The Cleveland Clinic Foundation was sued in a medical malpractice action which alleged that an employed neurosurgeon's misdiagnosis of the plaintiff's back condition and surgical negligence resulted in permanent paralysis from the waist down in addition to severe and persistent pain. During discovery, the plaintiff moved to compel the Clinic to produce documents relating to "any intent or desire to motivate the neurology staff to improve patient access, increase time slots, recapture market share, counter loss of patient volume to competitors, or otherwise increase revenues and/or numbers of patients."
The Clinic argued that these documents were protected from discovery under the Ohio peer review statute and the Ohio Uniform Trade Secrets Act. The documents were produced to the trial court for in camera inspection. After reviewing the materials the court rejected the Clinic's arguments and ordered that the documents be produced. The Clinic appealed.
Every state has a peer review statute.

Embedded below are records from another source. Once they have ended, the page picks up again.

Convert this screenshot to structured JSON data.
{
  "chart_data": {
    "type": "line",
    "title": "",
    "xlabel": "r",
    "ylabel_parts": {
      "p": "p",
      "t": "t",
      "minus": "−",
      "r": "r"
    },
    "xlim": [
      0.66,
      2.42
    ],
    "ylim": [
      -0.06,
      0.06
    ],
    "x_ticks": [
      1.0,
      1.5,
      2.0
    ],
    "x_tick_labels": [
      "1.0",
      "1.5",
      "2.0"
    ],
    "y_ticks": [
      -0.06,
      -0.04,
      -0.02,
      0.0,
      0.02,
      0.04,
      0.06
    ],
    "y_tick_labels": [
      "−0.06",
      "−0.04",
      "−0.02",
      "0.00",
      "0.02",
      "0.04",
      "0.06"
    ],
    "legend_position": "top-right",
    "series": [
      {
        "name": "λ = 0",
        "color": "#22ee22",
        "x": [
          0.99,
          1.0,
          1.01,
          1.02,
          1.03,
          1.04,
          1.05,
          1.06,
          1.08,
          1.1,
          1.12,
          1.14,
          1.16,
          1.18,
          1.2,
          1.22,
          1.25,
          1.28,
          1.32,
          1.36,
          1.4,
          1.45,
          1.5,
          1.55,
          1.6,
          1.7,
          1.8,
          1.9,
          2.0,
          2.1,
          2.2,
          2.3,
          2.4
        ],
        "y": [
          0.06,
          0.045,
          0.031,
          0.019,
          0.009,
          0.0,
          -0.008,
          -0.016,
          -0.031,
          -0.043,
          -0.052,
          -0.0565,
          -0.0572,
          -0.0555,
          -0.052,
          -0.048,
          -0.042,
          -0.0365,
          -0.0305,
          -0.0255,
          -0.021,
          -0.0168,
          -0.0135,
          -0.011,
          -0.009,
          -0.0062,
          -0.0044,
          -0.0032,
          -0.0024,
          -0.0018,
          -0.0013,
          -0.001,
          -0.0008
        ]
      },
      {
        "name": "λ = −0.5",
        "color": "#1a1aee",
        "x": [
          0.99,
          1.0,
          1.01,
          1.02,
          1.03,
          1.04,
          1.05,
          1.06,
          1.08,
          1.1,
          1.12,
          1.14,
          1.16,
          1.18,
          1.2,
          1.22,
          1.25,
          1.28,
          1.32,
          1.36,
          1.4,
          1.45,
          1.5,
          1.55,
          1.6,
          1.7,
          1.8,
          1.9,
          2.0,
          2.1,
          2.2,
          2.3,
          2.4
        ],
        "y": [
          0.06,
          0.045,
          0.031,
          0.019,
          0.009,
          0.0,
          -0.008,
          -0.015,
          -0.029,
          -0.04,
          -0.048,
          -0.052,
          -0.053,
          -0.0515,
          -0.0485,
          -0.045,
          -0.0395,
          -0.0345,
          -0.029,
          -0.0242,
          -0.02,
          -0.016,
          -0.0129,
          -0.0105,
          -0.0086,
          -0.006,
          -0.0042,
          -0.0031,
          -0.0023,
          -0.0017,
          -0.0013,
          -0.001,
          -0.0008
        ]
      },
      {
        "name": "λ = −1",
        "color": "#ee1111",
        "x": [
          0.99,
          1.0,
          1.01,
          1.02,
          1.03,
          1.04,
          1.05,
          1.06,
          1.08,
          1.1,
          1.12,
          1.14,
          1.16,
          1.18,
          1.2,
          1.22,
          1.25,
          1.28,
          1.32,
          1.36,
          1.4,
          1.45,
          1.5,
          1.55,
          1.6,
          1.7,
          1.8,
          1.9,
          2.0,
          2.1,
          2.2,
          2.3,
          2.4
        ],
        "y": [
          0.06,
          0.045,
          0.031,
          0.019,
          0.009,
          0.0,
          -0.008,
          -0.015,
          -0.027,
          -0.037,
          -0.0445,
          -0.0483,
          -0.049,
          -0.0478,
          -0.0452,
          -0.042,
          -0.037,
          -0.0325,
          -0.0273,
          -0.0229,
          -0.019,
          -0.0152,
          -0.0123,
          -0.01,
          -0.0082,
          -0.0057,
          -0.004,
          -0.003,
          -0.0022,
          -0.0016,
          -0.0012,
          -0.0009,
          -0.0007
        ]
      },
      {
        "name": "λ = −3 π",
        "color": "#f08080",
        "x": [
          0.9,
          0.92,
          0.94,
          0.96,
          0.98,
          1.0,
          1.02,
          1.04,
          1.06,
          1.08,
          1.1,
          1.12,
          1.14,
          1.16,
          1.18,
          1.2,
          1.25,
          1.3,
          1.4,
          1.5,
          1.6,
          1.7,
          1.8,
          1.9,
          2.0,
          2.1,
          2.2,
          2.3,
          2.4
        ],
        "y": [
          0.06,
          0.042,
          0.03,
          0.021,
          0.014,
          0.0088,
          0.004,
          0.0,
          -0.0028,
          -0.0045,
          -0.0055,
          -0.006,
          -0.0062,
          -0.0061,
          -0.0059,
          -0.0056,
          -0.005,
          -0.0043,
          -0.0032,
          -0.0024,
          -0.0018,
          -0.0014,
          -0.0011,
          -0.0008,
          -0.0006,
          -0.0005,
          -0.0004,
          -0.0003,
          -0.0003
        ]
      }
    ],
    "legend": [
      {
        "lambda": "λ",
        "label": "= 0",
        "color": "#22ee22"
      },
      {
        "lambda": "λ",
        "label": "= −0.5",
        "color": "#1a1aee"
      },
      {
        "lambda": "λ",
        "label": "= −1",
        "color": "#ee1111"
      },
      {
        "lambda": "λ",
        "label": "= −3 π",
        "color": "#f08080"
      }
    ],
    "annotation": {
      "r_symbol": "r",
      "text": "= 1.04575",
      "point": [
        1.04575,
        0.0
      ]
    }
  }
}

Almost all of them require that only information intended to improve patient care, reduce risk or involve quality review or improvement activities are privileged but that these efforts must take place within a defined peer review committee consistent with the statutory language. As determined by the Ohio Court of Appeals, and noted below, the Clinic's only evidence to support its argument was an affidavit which failed to satisfy its burden of establishing that the statutory peer review privilege applied to the documents in dispute. The Court reached the same conclusion in holding that the same affidavit, with it lack of factual details and conclusory statements failed to establish compliance with the Trade Secrets Act.
Lessons Learned
1. Courts are not predisposed to apply privilege statutes and will require strict compliance with the statutory provisions and applicable case law. The burden of proof is on the proponent of the privilege.
2. The goal of legal counsel is to educate the court and to support privilege assertions through detailed affidavits, redacted documents; copies of peer review forms, explanations as to the process and procedures in collecting and utilizing the privileged information in furthering the intended statutory purpose, i.e., improving patient care and reducing risk, and for state statutes, that the information was created or utilized by a peer review committee.
3. It is strongly recommended that hospitals and other health care providers form or join a federally certified Patient Safety Organization (PSO) which provides much broader privilege protections under the Patient Safety and Quality Improvement Act of 2005 (PSQIA). One of the important differences between the PSQIA protections and state laws is that privileged information does not have to flow through or be created by a defined committee. In addition, the PSQIA also covers all licensed providers, the privilege applies in all state and federal proceedings and the privilege can never be waived.